Another thing you'll find in many people's code is large chunks of old code, commented-out because you think you might need it it again one day.

Version control is not a back up

It appears that this is like a brilliant backup system, but you need a backup too. Backing up is a complementary set of functions that overlap only in that there is usually some history going back.

  • Back up but not git: corruption of repository, generated files that are not part of a repository but time consuming, installed software and other system issues. It is possible (but often hard) to break your git repository; you might reclone from somewhere or you might grab the last copy of a backup. Backup systems usually have larger capacity than online version control systems.

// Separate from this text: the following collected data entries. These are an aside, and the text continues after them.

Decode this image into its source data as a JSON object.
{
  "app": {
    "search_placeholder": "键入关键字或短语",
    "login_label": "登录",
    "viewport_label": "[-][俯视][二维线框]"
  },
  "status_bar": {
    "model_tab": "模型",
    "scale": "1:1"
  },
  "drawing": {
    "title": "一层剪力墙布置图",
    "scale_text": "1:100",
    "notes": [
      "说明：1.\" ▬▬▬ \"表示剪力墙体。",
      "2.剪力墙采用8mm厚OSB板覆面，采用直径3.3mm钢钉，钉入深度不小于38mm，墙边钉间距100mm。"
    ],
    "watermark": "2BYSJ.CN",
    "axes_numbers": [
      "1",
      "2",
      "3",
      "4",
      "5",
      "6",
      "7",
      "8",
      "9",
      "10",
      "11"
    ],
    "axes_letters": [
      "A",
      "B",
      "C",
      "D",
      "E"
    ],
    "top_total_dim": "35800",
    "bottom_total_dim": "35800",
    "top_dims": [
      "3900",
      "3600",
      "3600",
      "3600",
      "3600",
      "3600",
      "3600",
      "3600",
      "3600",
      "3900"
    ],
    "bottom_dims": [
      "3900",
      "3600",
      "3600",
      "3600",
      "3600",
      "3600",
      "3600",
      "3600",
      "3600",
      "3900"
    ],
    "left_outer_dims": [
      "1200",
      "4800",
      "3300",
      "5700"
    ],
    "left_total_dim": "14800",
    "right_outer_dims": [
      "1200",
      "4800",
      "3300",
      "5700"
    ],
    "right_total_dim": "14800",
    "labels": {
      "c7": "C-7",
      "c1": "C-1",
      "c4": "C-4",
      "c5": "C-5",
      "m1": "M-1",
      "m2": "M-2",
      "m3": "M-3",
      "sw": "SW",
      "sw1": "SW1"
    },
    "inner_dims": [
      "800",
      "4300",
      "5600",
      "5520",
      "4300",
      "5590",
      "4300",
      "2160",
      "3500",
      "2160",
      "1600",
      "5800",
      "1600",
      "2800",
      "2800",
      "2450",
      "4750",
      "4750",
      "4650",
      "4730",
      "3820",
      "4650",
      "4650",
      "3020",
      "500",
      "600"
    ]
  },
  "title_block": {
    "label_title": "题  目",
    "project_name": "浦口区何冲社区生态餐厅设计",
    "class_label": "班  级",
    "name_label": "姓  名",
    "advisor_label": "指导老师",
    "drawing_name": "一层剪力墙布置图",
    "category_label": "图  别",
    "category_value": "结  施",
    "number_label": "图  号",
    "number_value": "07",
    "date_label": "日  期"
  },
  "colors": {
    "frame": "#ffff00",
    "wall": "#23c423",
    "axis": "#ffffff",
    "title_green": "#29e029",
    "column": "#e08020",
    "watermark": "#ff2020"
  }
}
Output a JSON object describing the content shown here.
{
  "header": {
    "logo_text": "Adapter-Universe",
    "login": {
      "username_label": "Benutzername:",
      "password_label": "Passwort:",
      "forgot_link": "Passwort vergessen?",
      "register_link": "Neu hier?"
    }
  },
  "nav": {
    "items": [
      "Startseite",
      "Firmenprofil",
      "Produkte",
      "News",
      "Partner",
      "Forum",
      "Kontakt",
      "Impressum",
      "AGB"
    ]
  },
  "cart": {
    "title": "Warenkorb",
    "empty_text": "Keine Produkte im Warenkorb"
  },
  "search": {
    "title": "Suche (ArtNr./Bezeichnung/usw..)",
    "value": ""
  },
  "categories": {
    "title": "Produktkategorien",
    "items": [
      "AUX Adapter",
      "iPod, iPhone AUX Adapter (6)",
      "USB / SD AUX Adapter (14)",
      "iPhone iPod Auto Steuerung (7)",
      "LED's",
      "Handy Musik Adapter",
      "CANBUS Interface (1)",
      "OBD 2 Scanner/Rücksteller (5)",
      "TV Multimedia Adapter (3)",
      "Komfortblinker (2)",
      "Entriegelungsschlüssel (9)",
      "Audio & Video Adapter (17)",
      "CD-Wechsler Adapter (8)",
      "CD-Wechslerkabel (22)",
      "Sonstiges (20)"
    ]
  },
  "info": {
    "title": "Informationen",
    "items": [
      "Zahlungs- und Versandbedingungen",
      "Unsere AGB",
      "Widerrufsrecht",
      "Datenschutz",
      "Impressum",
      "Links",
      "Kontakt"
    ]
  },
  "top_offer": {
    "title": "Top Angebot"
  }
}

  • Git but not backup: semantics around files, parallel branched versions of files, check out by either checkpoint or time (not just last time, etc).

A good version control system does not substitute for a good backup system. Backing up offers a complementary set of functions that only partially overlap with those offered by version control. In general, you need both.

I have all my projects under version control, and my whole documents directory under backup. If my computer fails, I immediately copy my documents directory from the backup to a new computer. I only need to get the last version though. On the other hand, at any time I can easily look back through the history of any project and see the work. For some projects, the last modification was months ago, while most backup system will be seriously thinning by this point (moving to monthly snapshots at best, and you probably have to pay for that).

Other systems, like Dropbox, are more like backups, as they do not store your project history.